Он очень болезненно чувствовал свое одиночество и, может быть, поэтому с особенной силой понял, как не случайна эта черта ни в его жизни, ни в жизни других людей. Ходячая житейская мудрость, веками вколачиваемая собственниками и блюстителями собственности в миллионы голов, учившая держаться за свое, думать лишь за себя, всегда давала достаточно богатые плоды. Питаться этой мудростью ни в самых примитивных, ни в самых изысканных ее разновидностях Жубур не хотел, – он достаточно читал и думал, чтобы знать, во что обходится она народу.
Однако при всем критическом отношении к миру, в котором он жил до первой встречи с коммунистом, Жубур в сущности оставался в тупике. И только когда Силениек познакомил его с работами Ленина и Сталина, когда Жубур прочел «Краткий курс», он начал постигать всю мощь революционной теории. Читая сочинения Ленина, «Вопросы ленинизма» Сталина и «Краткий курс», он в сущности впервые знакомился с историей первой страны, где осуществлялся социализм. То, что он узнавал ранее о Советском Союзе, почти всегда исходило из источников, отравленных откровенной бешеной ненавистью или скрытой недоброжелательностью. А эти книги страница за страницей открывали ему, как воздвигался величественный новый мир, воздвигался героическими усилиями многомиллионного народа, воодушевленного всепобеждающей идеей коммунизма, на необъятных просторах огромного государства, а не в фантазиях утопистов.
В книгах Шолохова, Островского, Алексея Толстого и других советских писателей, которые Жубур прочел за зиму, он увидел, как рождался и строитель этого общества, советский человек, как, преобразуя мир, он преобразовывал свою душу.
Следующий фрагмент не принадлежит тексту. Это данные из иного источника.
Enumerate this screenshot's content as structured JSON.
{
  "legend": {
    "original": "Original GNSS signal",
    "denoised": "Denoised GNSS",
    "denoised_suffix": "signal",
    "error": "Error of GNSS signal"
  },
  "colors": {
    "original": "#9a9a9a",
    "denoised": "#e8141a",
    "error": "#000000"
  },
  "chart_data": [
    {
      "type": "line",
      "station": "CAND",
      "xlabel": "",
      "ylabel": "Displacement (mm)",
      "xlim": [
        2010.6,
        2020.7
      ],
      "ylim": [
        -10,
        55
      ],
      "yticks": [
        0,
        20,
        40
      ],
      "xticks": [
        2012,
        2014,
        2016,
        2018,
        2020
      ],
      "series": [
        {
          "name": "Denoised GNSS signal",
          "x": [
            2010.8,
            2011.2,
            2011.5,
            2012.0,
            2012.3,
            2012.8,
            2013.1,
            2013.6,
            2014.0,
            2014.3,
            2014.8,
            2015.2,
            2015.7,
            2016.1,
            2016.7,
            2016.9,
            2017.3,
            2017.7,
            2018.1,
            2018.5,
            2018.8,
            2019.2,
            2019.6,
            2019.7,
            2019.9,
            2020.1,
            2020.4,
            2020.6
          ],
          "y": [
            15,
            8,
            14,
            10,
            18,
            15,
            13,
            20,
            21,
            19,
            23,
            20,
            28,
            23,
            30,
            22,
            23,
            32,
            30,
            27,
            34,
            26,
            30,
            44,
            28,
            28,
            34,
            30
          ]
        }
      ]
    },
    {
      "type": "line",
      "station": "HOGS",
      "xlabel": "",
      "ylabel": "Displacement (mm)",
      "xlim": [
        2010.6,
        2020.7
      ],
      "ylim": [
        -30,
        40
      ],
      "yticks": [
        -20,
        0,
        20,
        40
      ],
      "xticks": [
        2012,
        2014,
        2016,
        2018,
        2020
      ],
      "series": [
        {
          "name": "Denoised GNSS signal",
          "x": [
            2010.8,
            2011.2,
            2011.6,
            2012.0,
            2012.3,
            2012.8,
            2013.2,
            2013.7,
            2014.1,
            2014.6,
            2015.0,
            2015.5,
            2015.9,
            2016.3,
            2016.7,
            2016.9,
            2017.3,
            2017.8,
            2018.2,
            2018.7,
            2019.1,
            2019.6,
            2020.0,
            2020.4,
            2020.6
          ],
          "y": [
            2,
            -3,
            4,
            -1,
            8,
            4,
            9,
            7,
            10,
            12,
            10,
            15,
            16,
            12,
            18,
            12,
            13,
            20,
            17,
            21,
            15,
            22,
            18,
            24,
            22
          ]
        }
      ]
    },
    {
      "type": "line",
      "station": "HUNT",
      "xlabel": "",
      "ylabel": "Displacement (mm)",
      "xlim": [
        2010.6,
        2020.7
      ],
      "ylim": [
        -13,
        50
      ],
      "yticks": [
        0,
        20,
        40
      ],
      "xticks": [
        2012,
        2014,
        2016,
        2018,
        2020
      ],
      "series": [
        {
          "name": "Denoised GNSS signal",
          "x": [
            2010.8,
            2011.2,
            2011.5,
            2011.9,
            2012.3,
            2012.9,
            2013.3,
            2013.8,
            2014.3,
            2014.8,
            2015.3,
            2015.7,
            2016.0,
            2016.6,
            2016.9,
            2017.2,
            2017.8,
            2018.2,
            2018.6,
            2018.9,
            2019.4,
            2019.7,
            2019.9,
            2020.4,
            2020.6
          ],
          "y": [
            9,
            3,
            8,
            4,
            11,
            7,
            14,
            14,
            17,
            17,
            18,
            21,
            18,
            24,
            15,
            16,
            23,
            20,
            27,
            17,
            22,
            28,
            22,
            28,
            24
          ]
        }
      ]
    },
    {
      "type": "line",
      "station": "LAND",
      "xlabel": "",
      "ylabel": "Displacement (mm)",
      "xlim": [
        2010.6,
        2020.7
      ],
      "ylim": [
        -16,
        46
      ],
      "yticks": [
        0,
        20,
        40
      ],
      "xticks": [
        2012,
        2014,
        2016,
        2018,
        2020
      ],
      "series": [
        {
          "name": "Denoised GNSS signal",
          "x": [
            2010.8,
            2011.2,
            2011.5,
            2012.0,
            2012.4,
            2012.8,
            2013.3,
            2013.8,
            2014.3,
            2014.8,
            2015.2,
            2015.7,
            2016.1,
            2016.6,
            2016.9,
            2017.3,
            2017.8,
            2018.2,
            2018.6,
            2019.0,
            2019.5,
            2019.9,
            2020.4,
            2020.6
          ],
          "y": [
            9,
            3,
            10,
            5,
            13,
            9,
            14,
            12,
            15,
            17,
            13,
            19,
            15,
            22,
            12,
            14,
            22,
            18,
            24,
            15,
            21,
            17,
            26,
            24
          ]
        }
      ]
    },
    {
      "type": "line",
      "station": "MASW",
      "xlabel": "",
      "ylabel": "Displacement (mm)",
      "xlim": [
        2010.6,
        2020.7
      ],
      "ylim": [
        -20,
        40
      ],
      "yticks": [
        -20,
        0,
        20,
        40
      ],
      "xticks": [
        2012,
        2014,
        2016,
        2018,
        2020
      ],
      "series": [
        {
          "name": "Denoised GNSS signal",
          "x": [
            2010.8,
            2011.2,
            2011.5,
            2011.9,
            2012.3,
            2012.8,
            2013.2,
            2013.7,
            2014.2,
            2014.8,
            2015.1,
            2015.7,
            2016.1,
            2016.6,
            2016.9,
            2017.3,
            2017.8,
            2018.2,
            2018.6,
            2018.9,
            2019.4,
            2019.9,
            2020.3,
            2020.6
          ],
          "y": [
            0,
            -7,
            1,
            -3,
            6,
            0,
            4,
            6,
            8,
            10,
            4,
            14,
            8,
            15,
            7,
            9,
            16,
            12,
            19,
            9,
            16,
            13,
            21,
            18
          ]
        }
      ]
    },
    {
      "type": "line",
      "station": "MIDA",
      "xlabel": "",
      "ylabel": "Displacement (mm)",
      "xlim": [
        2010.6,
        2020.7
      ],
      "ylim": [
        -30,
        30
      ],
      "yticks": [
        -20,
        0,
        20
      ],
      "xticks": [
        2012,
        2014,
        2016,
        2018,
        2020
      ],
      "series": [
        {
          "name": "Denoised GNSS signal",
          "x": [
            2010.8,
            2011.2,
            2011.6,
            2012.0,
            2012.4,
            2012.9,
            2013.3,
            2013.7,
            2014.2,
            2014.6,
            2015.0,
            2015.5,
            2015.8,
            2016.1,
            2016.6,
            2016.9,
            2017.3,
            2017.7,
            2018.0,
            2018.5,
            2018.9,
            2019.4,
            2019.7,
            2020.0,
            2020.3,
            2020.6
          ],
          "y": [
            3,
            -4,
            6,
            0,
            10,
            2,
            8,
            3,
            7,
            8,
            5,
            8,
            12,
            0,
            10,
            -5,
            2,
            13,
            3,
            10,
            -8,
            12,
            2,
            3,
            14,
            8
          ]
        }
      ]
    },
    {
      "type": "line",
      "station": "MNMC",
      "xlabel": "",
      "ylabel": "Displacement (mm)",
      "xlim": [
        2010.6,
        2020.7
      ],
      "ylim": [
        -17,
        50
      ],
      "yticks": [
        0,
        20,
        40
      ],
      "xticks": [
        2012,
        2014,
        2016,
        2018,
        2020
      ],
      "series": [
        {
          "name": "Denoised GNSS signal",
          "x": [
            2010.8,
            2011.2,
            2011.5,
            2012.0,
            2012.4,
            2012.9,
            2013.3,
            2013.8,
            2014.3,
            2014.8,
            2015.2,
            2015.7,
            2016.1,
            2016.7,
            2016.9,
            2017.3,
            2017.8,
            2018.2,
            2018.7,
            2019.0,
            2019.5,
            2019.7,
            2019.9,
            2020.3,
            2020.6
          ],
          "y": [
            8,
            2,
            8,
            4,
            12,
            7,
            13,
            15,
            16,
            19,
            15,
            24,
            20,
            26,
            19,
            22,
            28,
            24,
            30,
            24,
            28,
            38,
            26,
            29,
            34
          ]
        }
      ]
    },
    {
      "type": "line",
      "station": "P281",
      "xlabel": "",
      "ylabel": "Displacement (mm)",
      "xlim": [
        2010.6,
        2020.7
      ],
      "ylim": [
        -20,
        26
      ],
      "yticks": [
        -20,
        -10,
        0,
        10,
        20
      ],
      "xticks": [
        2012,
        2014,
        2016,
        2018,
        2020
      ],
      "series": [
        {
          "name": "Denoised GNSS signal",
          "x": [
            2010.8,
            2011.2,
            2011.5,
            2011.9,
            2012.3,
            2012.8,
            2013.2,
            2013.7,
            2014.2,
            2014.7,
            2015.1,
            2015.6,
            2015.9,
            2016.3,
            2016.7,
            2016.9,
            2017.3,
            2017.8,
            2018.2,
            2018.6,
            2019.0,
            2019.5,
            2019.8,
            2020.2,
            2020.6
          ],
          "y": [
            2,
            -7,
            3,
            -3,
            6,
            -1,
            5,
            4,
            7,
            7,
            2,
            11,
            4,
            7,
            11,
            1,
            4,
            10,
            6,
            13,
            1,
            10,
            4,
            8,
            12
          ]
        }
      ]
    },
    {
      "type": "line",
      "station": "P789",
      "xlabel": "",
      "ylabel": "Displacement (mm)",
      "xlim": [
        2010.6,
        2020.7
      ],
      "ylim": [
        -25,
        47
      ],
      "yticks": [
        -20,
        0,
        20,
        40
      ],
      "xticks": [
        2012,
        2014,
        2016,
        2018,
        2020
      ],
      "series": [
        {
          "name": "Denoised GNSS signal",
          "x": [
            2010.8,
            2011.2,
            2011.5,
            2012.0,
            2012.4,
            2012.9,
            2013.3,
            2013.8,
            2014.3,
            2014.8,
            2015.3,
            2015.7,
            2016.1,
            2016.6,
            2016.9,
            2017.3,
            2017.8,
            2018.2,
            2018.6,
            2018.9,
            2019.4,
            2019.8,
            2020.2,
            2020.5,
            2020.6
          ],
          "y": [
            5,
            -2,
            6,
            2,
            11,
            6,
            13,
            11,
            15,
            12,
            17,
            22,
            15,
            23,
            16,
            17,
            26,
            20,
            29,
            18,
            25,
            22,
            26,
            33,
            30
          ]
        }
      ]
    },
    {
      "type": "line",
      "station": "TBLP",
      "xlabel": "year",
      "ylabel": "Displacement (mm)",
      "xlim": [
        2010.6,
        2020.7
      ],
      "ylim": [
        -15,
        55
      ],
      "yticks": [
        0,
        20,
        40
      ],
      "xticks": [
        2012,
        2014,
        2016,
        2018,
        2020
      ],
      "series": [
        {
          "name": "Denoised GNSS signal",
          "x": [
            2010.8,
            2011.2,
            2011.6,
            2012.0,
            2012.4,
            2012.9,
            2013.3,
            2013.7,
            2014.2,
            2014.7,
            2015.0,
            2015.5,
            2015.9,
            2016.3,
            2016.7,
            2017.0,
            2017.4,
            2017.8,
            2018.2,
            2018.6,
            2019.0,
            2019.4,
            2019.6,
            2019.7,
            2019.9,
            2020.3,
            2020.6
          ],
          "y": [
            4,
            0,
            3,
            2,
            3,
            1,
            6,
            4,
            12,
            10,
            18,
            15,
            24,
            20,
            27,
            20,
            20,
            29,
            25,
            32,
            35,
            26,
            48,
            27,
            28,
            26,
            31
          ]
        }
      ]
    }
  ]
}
Теперь и его глаза стали приобретать зоркость. Многие явления, которые он раньше, наблюдая каждый день, считал естественными, вызывали в нем теперь острое возмущение, как будто он встречался с ними впервые.
Жубур был человек цельного характера. Осознав и прочувствовав животворящую правду коммунизма, он раз навсегда избрал себе путь, раз навсегда решил отдать все свои силы, всего себя партии, которая выводила латышский народ на широкий исторический путь. Он уже не мог существовать иначе, – работа для партии, для народа стала для него жизненной необходимостью, как воздух, как хлеб. В этой работе с каждым днем крепло его мировоззрение. Смутный, неоформленный протест сменили твердые убеждения; стройная теория, опирающаяся на многовековые достижения науки, проверенная всем ходом истории, постепенно становилась оружием и в его руках.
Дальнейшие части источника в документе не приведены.